One example of a simple long term trend following system is the ‘Golden Cross’. This is the most popular and famous bullish moving average crossover entry signal along with its inverse ‘Death Cross’ bearish exit or short selling signal.
The Golden Cross happens when the 50 day simple moving average crosses over the 200 day simple moving average crossover and stays above until the end of the day. This signal has you go long when the 50 day simple moving averages closes above the 200 day simple moving average and takes you back to cash when the 50 day SMA closes back under the 200 day SMA signaling the Death Cross.

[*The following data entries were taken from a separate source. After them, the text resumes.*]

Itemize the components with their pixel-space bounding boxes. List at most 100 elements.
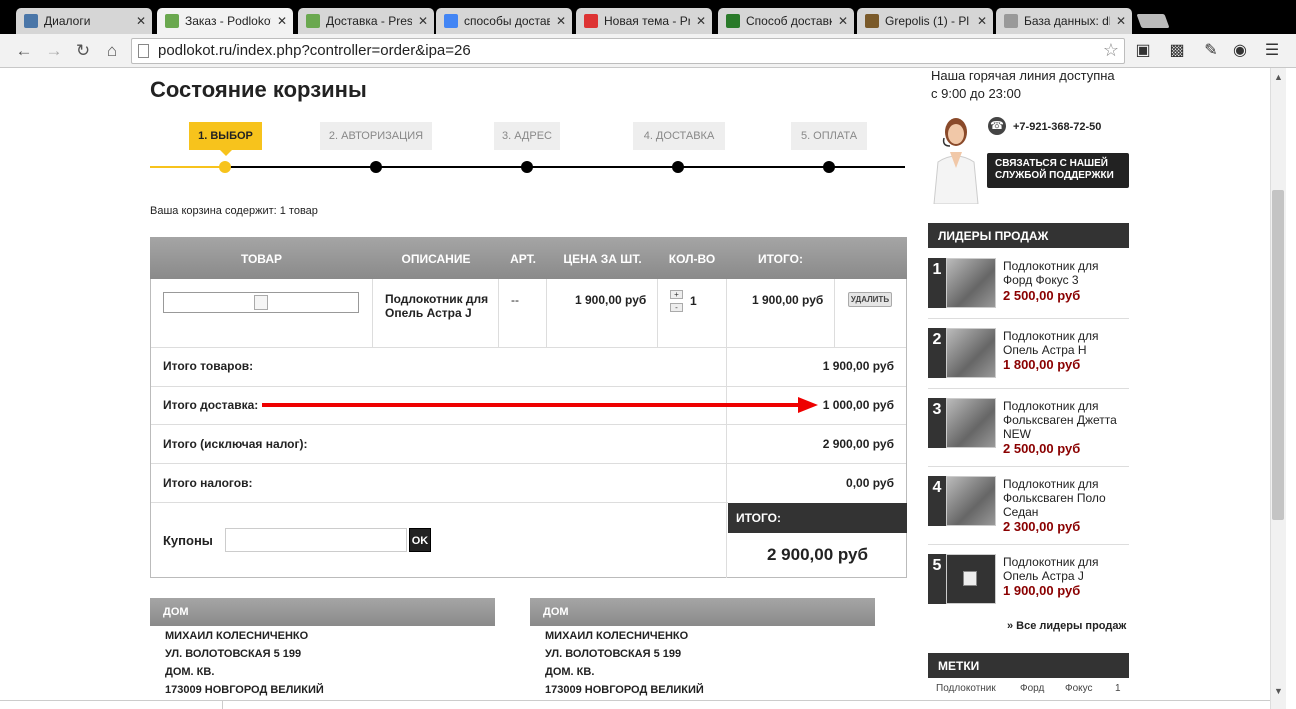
- tax-value: 0,00 руб: [846, 476, 894, 490]
- scrollbar-thumb[interactable]: [1272, 190, 1284, 520]
- grand-total-value: 2 900,00 руб: [766, 545, 868, 564]
- browser-tab[interactable]: Заказ - Podlokot ✕: [157, 8, 293, 34]
- camera-extension-icon[interactable]: ◉: [1230, 41, 1250, 61]
- close-tab-icon[interactable]: ✕: [277, 14, 287, 28]
- product-description[interactable]: Подлокотник для Опель Астра J: [385, 292, 493, 320]
- tab-title: способы доставки: [464, 14, 550, 28]
- bestseller-name[interactable]: Подлокотник для Опель Астра J: [1003, 555, 1129, 583]
- tag-link[interactable]: Фокус: [1065, 683, 1093, 694]
- progress-dot: [219, 161, 231, 173]
- bestseller-image[interactable]: [946, 258, 996, 308]
- step-address[interactable]: 3. АДРЕС: [494, 122, 560, 150]
- eyedropper-extension-icon[interactable]: ✎: [1201, 41, 1221, 61]
- row-divider: [151, 463, 906, 464]
- tab-title: Grepolis (1) - Pl: [885, 14, 970, 28]
- product-qty[interactable]: 1: [690, 294, 697, 308]
- browser-tab[interactable]: Доставка - Presta ✕: [298, 8, 434, 34]
- tag-link[interactable]: Форд: [1020, 683, 1044, 694]
- close-tab-icon[interactable]: ✕: [1116, 14, 1126, 28]
- red-arrow-annotation: [262, 397, 818, 413]
- close-tab-icon[interactable]: ✕: [136, 14, 146, 28]
- tab-favicon-icon: [865, 14, 879, 28]
- address-line: ДОМ. КВ.: [165, 666, 215, 678]
- close-tab-icon[interactable]: ✕: [977, 14, 987, 28]
- extension-icon[interactable]: ▩: [1167, 41, 1187, 61]
- incognito-extension-icon[interactable]: ▣: [1133, 41, 1153, 61]
- progress-line-active: [150, 166, 225, 168]
- bestseller-image[interactable]: [946, 476, 996, 526]
- progress-dot: [370, 161, 382, 173]
- step-delivery[interactable]: 4. ДОСТАВКА: [633, 122, 725, 150]
- browser-tab[interactable]: способы доставки ✕: [436, 8, 572, 34]
- menu-icon[interactable]: ☰: [1262, 41, 1282, 61]
- step-choice[interactable]: 1. ВЫБОР: [189, 122, 262, 156]
- close-tab-icon[interactable]: ✕: [696, 14, 706, 28]
- bestseller-name[interactable]: Подлокотник для Опель Астра Н: [1003, 329, 1129, 357]
- coupon-input[interactable]: [225, 528, 407, 552]
- tag-link[interactable]: 1: [1115, 683, 1121, 694]
- address-line: УЛ. ВОЛОТОВСКАЯ 5 199: [165, 648, 302, 660]
- browser-tab[interactable]: Новая тема - Pres ✕: [576, 8, 712, 34]
- header-total: ИТОГО:: [758, 252, 803, 266]
- bestseller-rank: 4: [928, 476, 946, 526]
- bestseller-name[interactable]: Подлокотник для Фольксваген Поло Седан: [1003, 477, 1129, 519]
- browser-tab[interactable]: Grepolis (1) - Pl ✕: [857, 8, 993, 34]
- column-divider: [498, 279, 499, 347]
- all-bestsellers-link[interactable]: » Все лидеры продаж: [1007, 620, 1126, 632]
- product-sku: --: [511, 293, 519, 307]
- tag-link[interactable]: Подлокотник: [936, 683, 996, 694]
- forward-arrow-icon[interactable]: →: [44, 41, 64, 61]
- column-divider: [726, 279, 727, 578]
- new-tab-button[interactable]: [1136, 14, 1170, 28]
- divider: [928, 388, 1129, 389]
- product-unit-price: 1 900,00 руб: [575, 293, 647, 307]
- qty-increase-button[interactable]: +: [670, 290, 683, 299]
- close-tab-icon[interactable]: ✕: [556, 14, 566, 28]
- reload-icon[interactable]: ↻: [73, 41, 93, 61]
- support-button-line: СВЯЗАТЬСЯ С НАШЕЙ: [995, 158, 1108, 169]
- url-text[interactable]: podlokot.ru/index.php?controller=order&i…: [158, 42, 471, 59]
- tab-favicon-icon: [584, 14, 598, 28]
- bestseller-name[interactable]: Подлокотник для Форд Фокус 3: [1003, 259, 1129, 287]
- product-image[interactable]: [163, 292, 359, 313]
- address-line: ДОМ. КВ.: [545, 666, 595, 678]
- qty-decrease-button[interactable]: -: [670, 303, 683, 312]
- column-divider: [657, 279, 658, 347]
- browser-tab[interactable]: Способ доставки ✕: [718, 8, 854, 34]
- bestseller-name[interactable]: Подлокотник для Фольксваген Джетта NEW: [1003, 399, 1129, 441]
- header-description: ОПИСАНИЕ: [401, 252, 471, 266]
- coupon-ok-button[interactable]: OK: [409, 528, 431, 552]
- column-divider: [834, 279, 835, 347]
- close-tab-icon[interactable]: ✕: [838, 14, 848, 28]
- step-payment[interactable]: 5. ОПЛАТА: [791, 122, 867, 150]
- row-divider: [151, 424, 906, 425]
- shipping-value: 1 000,00 руб: [822, 398, 894, 412]
- contact-support-button[interactable]: СВЯЗАТЬСЯ С НАШЕЙ СЛУЖБОЙ ПОДДЕРЖКИ: [987, 153, 1129, 188]
- tab-title: Способ доставки: [746, 14, 832, 28]
- tab-favicon-icon: [306, 14, 320, 28]
- bookmark-star-icon[interactable]: ☆: [1101, 40, 1121, 60]
- home-icon[interactable]: ⌂: [102, 41, 122, 61]
- subtotal-value: 1 900,00 руб: [822, 359, 894, 373]
- step-authorization[interactable]: 2. АВТОРИЗАЦИЯ: [320, 122, 432, 150]
- bestseller-image[interactable]: [946, 398, 996, 448]
- delete-button[interactable]: УДАЛИТЬ: [848, 292, 892, 307]
- bestseller-image[interactable]: [946, 328, 996, 378]
- browser-tab[interactable]: Диалоги ✕: [16, 8, 152, 34]
- browser-tab[interactable]: База данных: db ✕: [996, 8, 1132, 34]
- hotline-line: Наша горячая линия доступна: [931, 68, 1115, 83]
- scroll-up-arrow-icon[interactable]: ▲: [1274, 72, 1283, 82]
- bestseller-image[interactable]: [946, 554, 996, 604]
- back-arrow-icon[interactable]: ←: [14, 41, 34, 61]
- subtotal-label: Итого товаров:: [163, 359, 254, 373]
- address-line: УЛ. ВОЛОТОВСКАЯ 5 199: [545, 648, 682, 660]
- tab-title: Заказ - Podlokot: [185, 14, 271, 28]
- progress-dot: [823, 161, 835, 173]
- cart-count-text: Ваша корзина содержит: 1 товар: [150, 205, 318, 217]
- scroll-down-arrow-icon[interactable]: ▼: [1274, 686, 1283, 696]
- close-tab-icon[interactable]: ✕: [418, 14, 428, 28]
- tags-heading: МЕТКИ: [928, 653, 1129, 678]
- tab-favicon-icon: [24, 14, 38, 28]
- phone-number[interactable]: +7-921-368-72-50: [1013, 121, 1101, 133]
- page-bottom-divider: [0, 700, 1270, 701]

This strategy is best compared to buy and hold investing using the SPY ETF for the backtest and presents a simple alternate that creates more returns than buy and hold investing by going to cash during extended bear markets and crashes. This is a very long term strategy and closer to trend following or investing than swing trading or day trading.
Historically the cash signal decreases the drawdown in capital dramatically. This moving average strategy stays long in bull markets but not during sustained downtrends. It also filters out much of the noise in price action and does not create many false signals. The weakness is that it is slow to react to quick market crashes.
This is the backtest data in $SPY from 1993-2019 and from $QQQ from 1999-2019.
The $SPY golden crossover signal average return was +19.95% per trade, total return over the full backtest since 1993 was +645.30% versus the buy and hold return of 567.47%. The big out performance started after buy and hold took the substantial draw down in 2008 that the crossover avoided. It also outperformed coming out of the 2002 sell off. Risk management is one of the biggest strengths of this signal.